Jun Wuhen était assis sur la chaise en bois de santal, le visage sombre. Malgré sa gravité apparente, une légère inquiétude transparaissait dans ses yeux bleus.
Qingyun venait de s'endormir lorsqu'elle fut réveillée par les cris de Lümei. Sachant que Wuxia avait fugué, elle se leva aussitôt, se lava rapidement et se précipita dans le hall.
Zi Yi se tenait derrière Qing Yun, tout aussi silencieux.
Prune Verte baissa la tête avec anxiété, son corps tremblant légèrement.
Jun Wuhen fronça les sourcils, sa voix glaciale.
«Prune Verte, que s'est-il passé exactement ?»
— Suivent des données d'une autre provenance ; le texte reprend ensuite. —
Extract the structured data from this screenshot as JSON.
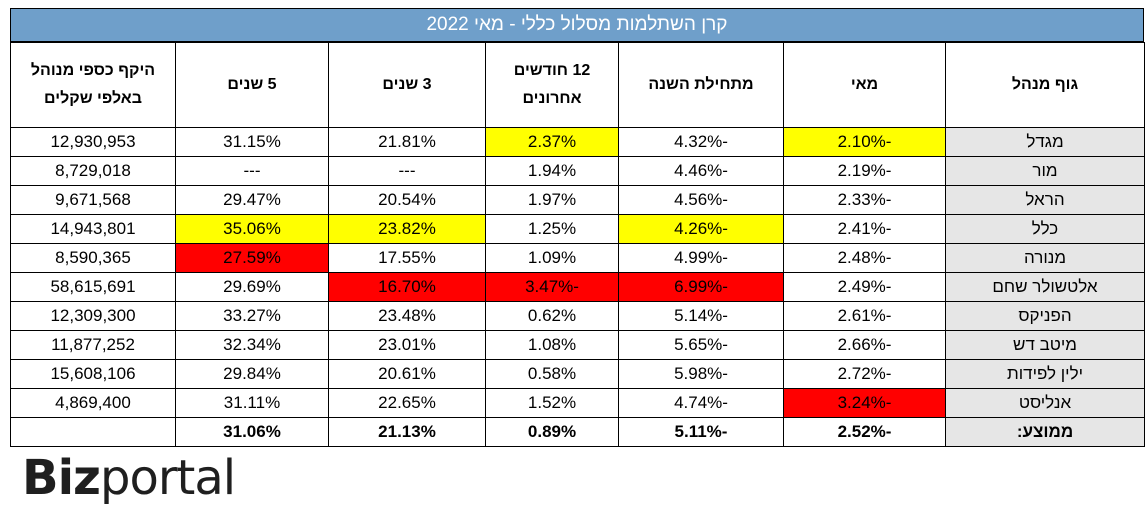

Prune Verte tremblait encore davantage, sa voix encore plus vacillait. Elle craignait le plus le Seigneur lorsqu'il était en colère.
«
Votre Majesté, Mademoiselle Wuxia se lève tôt chaque jour pour s'exercer au cithare. Ce matin, Prune Verte est allée la réveiller comme à son habitude. Mais en entrant dans la chambre, elle l'a trouvée vide, sans âme qui vive. Elle n'a trouvé que cette lettre sur l'oreiller de Mademoiselle Wuxia.
»
Jun Wuhen et Qingyun jetèrent un coup d'œil simultané à la lettre posée sur la table.